By Svea Herbst-Bayliss
NEW YORK, April 23 (Reuters) – Elon Musk’s SpaceX will count on the enhanced protection of Texas law to potentially fend off any hostile bidder or activist investor pushing for changes at the company, according to a regulatory filing seen by Reuters.
SpaceX is preparing for what could be the largest initial public offering in history and could take space exploration from a speculative venture to a mainstream investment.
“Some provisions of Texas law, and our charter and our bylaws contain provisions that could make the following transactions more difficult: acquisitions of us by means of a tender offer, a proxy contest or otherwise, or removal of our incumbent officers and directors,” SpaceX said in its S-1 filing, which was seen by Reuters.
The anti-takeover statute under Texas law is “expected to discourage coercive takeover practices and inadequate takeover bids,” the filing added.
Instead, anyone who might want to make a play for SpaceX, the filing said, would need to “first negotiate with us.”
The provisions could calm investors’ nerves at a time when companies face pressure from activist shareholders who often launch campaigns for change by threatening to unseat directors in a proxy fight.
During the first quarter of 2026, activist investors launched 41 campaigns at U.S. companies, marking an increase of 3% from the previous year, according to Barclays data.

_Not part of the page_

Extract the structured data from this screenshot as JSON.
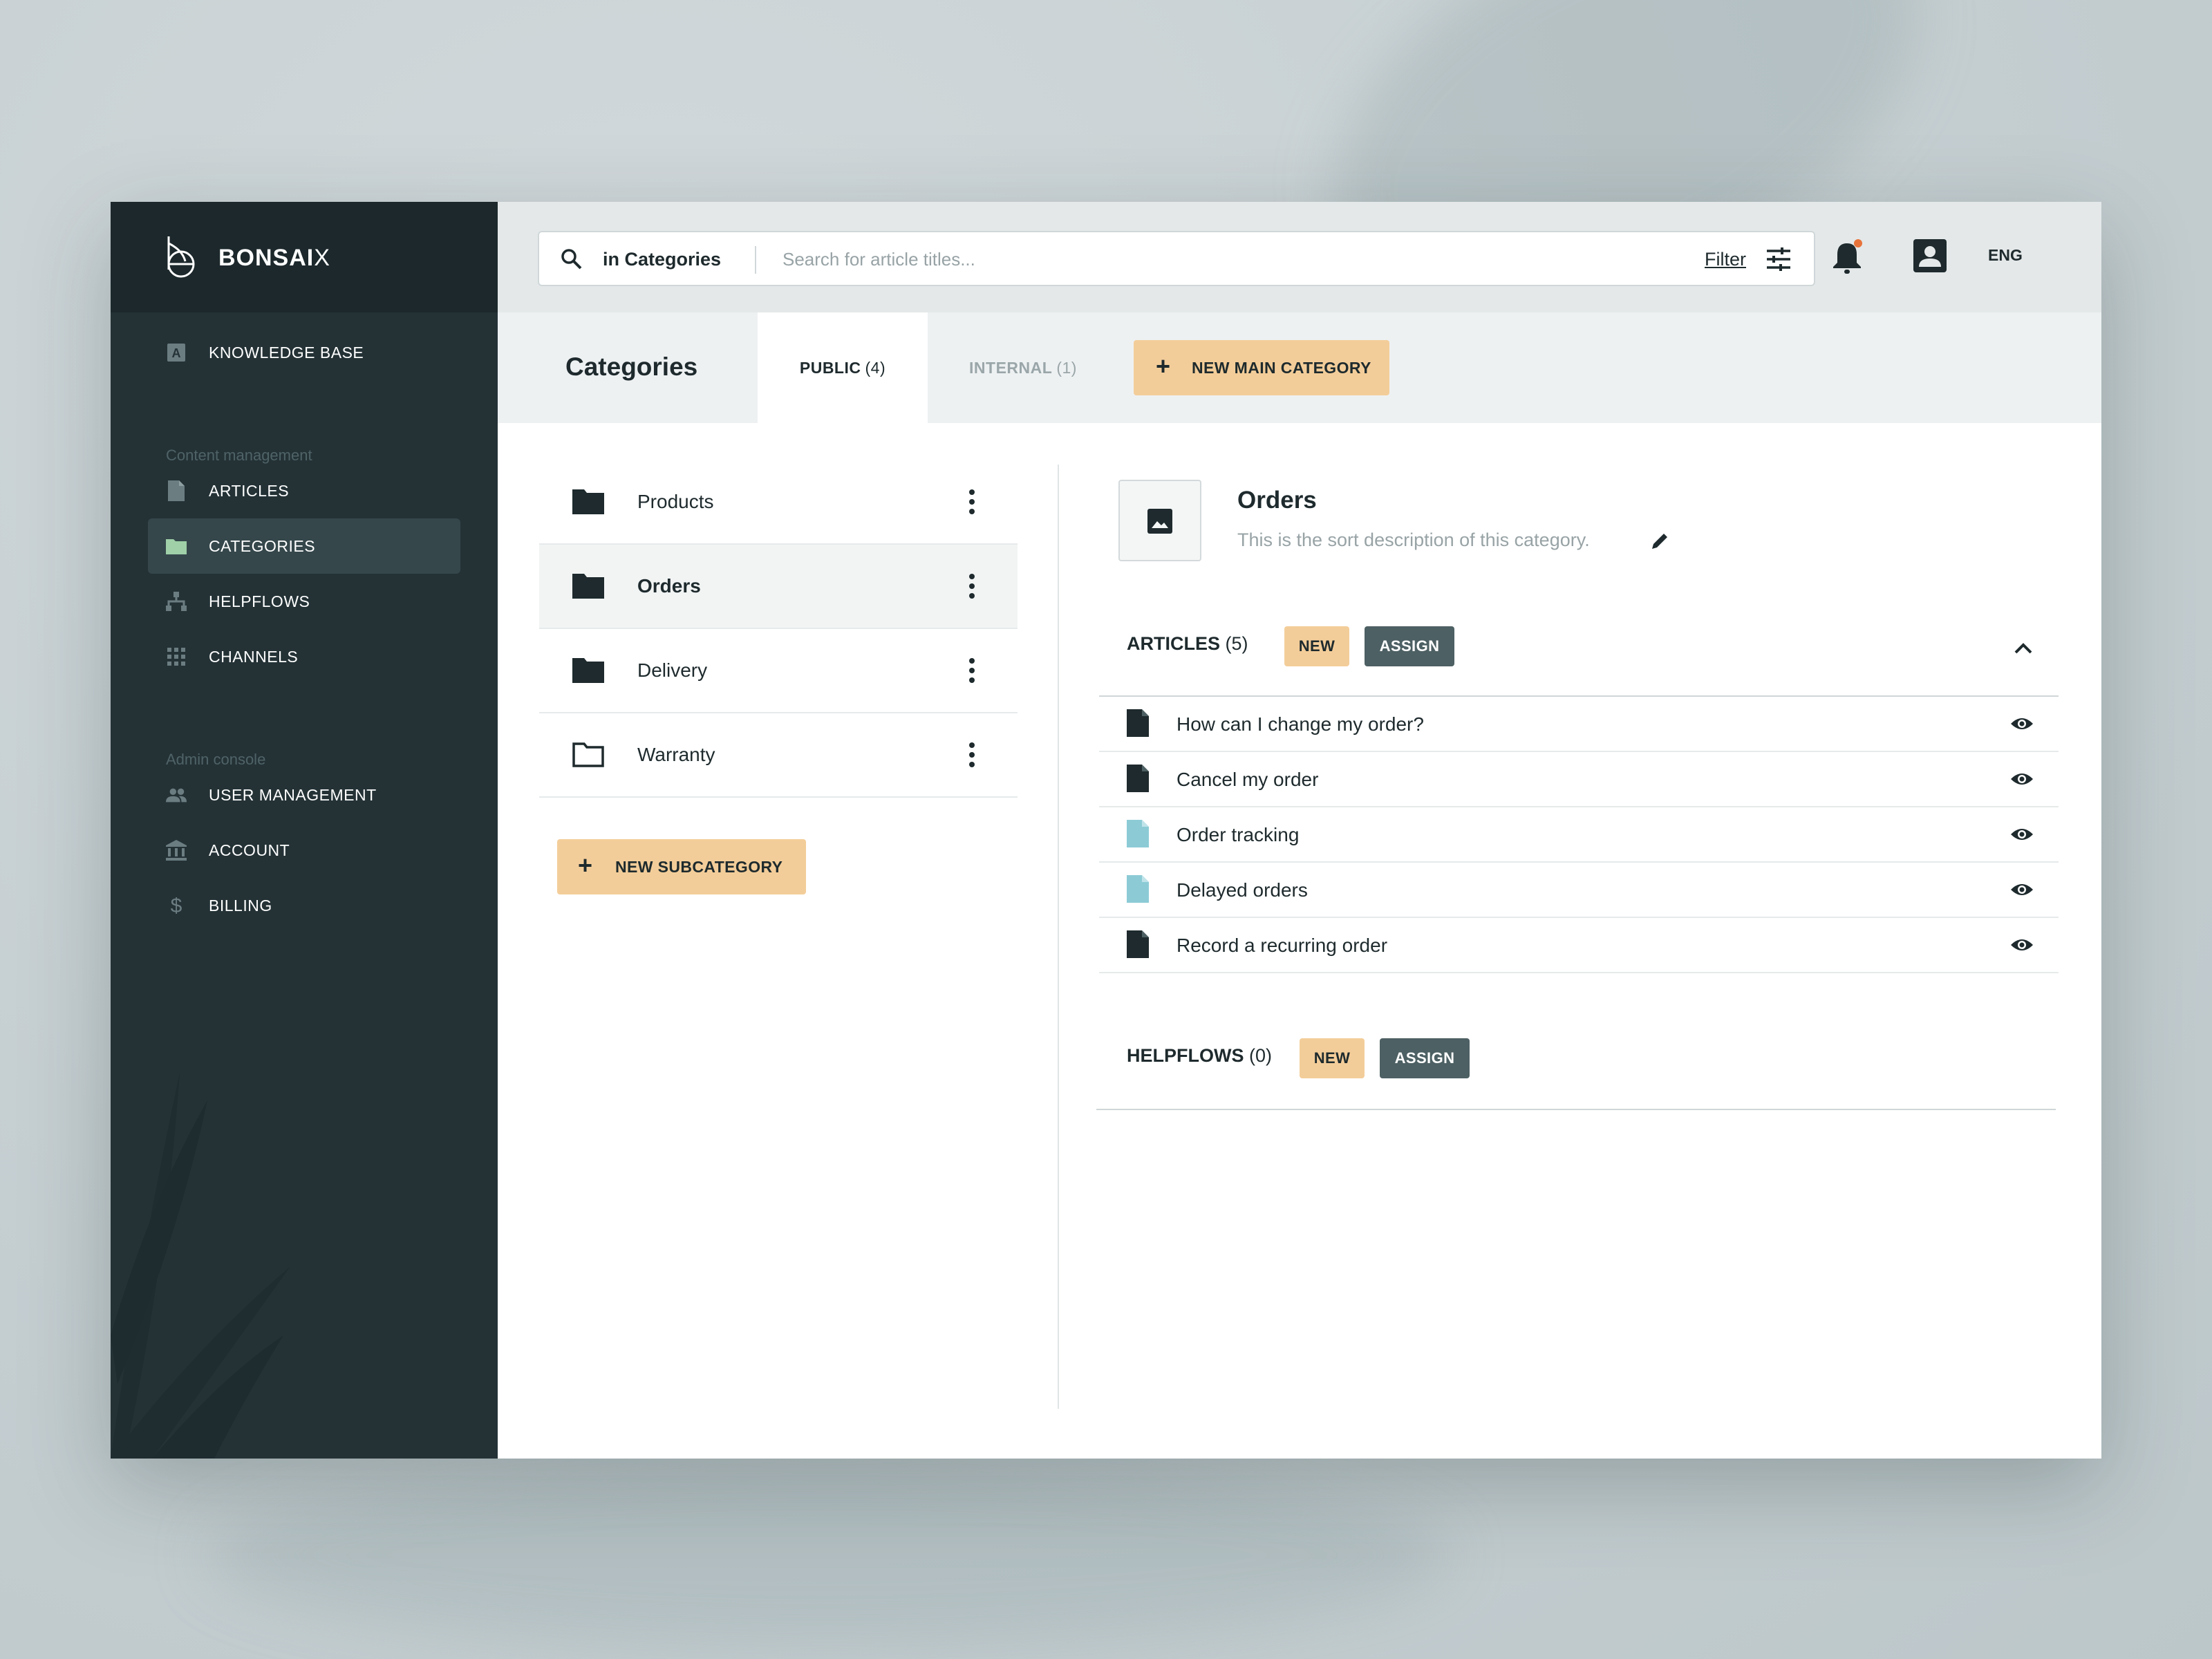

Activists targeted technology and industrial companies most frequently.
For SpaceX, which manufactures its Starship rockets in Starbase, Texas, it makes geographic sense to select the state as its corporate home instead of picking Delaware, where the majority of Fortune 500 companies are incorporated, lawyers and analysts said.
But Musk also had personal reasons to favor Texas. Two years ago, automaker Tesla, which he leads as chief executive officer, reincorporated in Texas after a Delaware court voided his $56 billion pay package. The Delaware Supreme Court later reversed the lower court’s decision, reinstating the compensation package.
By selecting Texas, SpaceX may hope to consolidate power for its board and weaken its shareholders’ hand, lawyers and analysts said.
They note Texas laws would allow the company to ban many lawsuits and restrict many shareholder proposals. Corporate governance experts have warned that restricting shareholder proposals could make investments in U.S. companies less attractive.
Proxy advisory firms like Institutional Shareholder Services and Glass Lewis, whose recommendations often guide how investors vote on issues such as who sits on boards or on planned takeovers, may also have to make public disclosures if they base their recommendations on “nonfinancial factors”, including environmental, social or governance issues.